De plus, le secteur de l’automobile au Mexique connaît une stratification complexe entre les différents niveaux de la chaîne d’approvisionnement. Bien que des entreprises mexicaines aient réussi à se positionner comme fournisseurs, elles se trouvent principalement dans les niveaux 3 et 4 de la chaîne, bien en dessous des géants mondiaux qui dominent le secteur. Cela souligne une caractéristique particulière du marché mexicain : bien que le pays soit un centre de production majeur, il ne possède pas d'OEMs nationaux capables de rivaliser avec les grands acteurs internationaux. Cette absence d'OEMs locaux et la domination des fournisseurs étrangers font que le Mexique dépend largement des décisions et des stratégies des multinationales, ce qui limite la capacité du pays à capitaliser pleinement sur son potentiel de production.

Enfin, malgré les réformes introduites par l'Accord Canada–États-Unis–Mexique (USMCA), qui visent à réduire les écarts salariaux entre les travailleurs mexicains et leurs homologues nord-américains, les tensions restent vives. Le paradoxe qui persiste est celui de l'augmentation de la qualification des travailleurs, de l'introduction de technologies de plus en plus avancées, et pourtant de la précarité croissante des conditions de travail. Les travailleurs mexicains sont de plus en plus formés et qualifiés pour traiter des technologies de pointe, mais ils continuent de faire face à des emplois instables, des bas salaires, et une faible protection sociale. Cela soulève des interrogations sur la durabilité de ce modèle de croissance, qui repose sur la compétitivité des coûts de production au détriment du bien-être des travailleurs.

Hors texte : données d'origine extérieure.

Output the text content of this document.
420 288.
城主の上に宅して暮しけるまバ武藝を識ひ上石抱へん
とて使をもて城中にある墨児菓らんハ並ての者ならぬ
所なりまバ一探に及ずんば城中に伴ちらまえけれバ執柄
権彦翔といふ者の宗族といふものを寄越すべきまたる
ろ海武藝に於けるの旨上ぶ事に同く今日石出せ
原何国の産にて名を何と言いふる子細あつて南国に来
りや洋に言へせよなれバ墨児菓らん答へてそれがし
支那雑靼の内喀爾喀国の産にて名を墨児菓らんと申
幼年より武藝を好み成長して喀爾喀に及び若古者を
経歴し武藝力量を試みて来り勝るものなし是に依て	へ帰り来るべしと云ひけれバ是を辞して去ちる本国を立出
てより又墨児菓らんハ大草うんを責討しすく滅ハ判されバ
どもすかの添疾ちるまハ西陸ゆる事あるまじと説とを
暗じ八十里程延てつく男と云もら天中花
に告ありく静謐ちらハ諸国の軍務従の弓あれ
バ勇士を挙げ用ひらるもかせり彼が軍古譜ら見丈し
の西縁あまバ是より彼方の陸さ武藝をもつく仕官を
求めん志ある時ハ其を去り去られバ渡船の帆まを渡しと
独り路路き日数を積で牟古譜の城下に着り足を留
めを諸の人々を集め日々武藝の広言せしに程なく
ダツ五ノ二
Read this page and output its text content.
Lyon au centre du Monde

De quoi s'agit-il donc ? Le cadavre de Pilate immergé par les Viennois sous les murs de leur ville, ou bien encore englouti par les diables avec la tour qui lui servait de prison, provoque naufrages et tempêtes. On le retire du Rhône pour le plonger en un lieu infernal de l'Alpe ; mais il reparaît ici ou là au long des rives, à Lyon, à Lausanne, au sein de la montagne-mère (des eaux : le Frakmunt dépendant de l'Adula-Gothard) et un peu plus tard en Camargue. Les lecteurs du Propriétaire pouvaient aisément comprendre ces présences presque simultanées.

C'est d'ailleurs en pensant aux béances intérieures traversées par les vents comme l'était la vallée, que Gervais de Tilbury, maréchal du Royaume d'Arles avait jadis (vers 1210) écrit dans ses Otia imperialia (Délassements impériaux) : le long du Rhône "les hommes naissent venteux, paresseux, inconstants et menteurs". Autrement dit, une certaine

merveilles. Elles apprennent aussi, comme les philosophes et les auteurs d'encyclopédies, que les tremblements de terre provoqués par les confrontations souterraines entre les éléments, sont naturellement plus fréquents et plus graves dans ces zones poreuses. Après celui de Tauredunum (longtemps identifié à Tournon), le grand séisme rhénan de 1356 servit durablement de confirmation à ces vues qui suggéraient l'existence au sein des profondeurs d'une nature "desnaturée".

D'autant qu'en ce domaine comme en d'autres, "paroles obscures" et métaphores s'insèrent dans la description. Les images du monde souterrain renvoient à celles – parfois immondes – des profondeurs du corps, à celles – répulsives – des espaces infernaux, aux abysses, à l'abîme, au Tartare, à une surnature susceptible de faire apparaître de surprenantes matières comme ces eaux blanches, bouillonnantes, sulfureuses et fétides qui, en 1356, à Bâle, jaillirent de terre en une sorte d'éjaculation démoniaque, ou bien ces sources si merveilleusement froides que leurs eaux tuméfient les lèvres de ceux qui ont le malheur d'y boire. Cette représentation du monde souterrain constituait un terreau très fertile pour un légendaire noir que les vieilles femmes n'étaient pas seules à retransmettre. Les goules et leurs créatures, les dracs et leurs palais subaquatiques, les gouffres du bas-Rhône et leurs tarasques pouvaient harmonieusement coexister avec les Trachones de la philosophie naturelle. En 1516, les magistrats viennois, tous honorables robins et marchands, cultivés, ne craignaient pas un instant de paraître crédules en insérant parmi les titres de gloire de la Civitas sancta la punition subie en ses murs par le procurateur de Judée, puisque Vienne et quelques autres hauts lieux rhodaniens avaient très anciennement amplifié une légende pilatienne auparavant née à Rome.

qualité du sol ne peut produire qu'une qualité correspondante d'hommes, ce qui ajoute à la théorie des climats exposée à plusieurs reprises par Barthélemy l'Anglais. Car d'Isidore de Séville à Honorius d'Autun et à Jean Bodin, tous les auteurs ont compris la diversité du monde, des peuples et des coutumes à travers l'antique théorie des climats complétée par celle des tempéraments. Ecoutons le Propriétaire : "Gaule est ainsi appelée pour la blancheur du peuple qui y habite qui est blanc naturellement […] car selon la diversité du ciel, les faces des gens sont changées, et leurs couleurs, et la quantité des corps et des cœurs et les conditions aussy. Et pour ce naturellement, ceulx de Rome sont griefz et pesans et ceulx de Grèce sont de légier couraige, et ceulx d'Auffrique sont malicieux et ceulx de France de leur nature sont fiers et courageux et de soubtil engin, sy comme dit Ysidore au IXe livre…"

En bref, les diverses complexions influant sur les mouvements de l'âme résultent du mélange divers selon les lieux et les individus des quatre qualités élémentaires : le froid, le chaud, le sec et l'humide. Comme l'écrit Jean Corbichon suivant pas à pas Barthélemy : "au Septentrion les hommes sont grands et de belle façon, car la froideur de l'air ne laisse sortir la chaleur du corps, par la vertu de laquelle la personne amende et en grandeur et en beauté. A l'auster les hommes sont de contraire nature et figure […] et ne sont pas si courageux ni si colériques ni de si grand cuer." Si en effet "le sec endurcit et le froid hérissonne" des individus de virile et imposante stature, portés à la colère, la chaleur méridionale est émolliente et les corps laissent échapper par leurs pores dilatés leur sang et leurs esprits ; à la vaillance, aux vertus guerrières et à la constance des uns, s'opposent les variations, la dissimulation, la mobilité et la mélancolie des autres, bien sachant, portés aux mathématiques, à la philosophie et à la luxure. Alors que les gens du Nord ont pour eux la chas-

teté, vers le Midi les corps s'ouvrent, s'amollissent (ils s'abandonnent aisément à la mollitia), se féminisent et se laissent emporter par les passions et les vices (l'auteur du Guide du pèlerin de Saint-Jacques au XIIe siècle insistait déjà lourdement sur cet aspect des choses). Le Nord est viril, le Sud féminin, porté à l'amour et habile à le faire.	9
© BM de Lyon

Le secteur automobile au Mexique représente ainsi un microcosme des tensions globales qui existent entre la modernisation technologique et la réalité socio-économique. La poursuite de la croissance dans ce secteur repose sur une double dynamique : d'un côté, une compétitivité accrue grâce à l'introduction de nouvelles technologies et à une main-d'œuvre de plus en plus qualifiée, mais de l'autre, un creusement des inégalités salariales et des conditions de travail qui pourraient poser des problèmes de stabilité sociale à long terme. Les défis pour le Mexique sont nombreux : comment concilier ces avancées technologiques avec un véritable progrès social et une amélioration des conditions de vie des travailleurs ? Cette question est cruciale pour le futur du secteur automobile et pour l'équilibre socio-économique du pays.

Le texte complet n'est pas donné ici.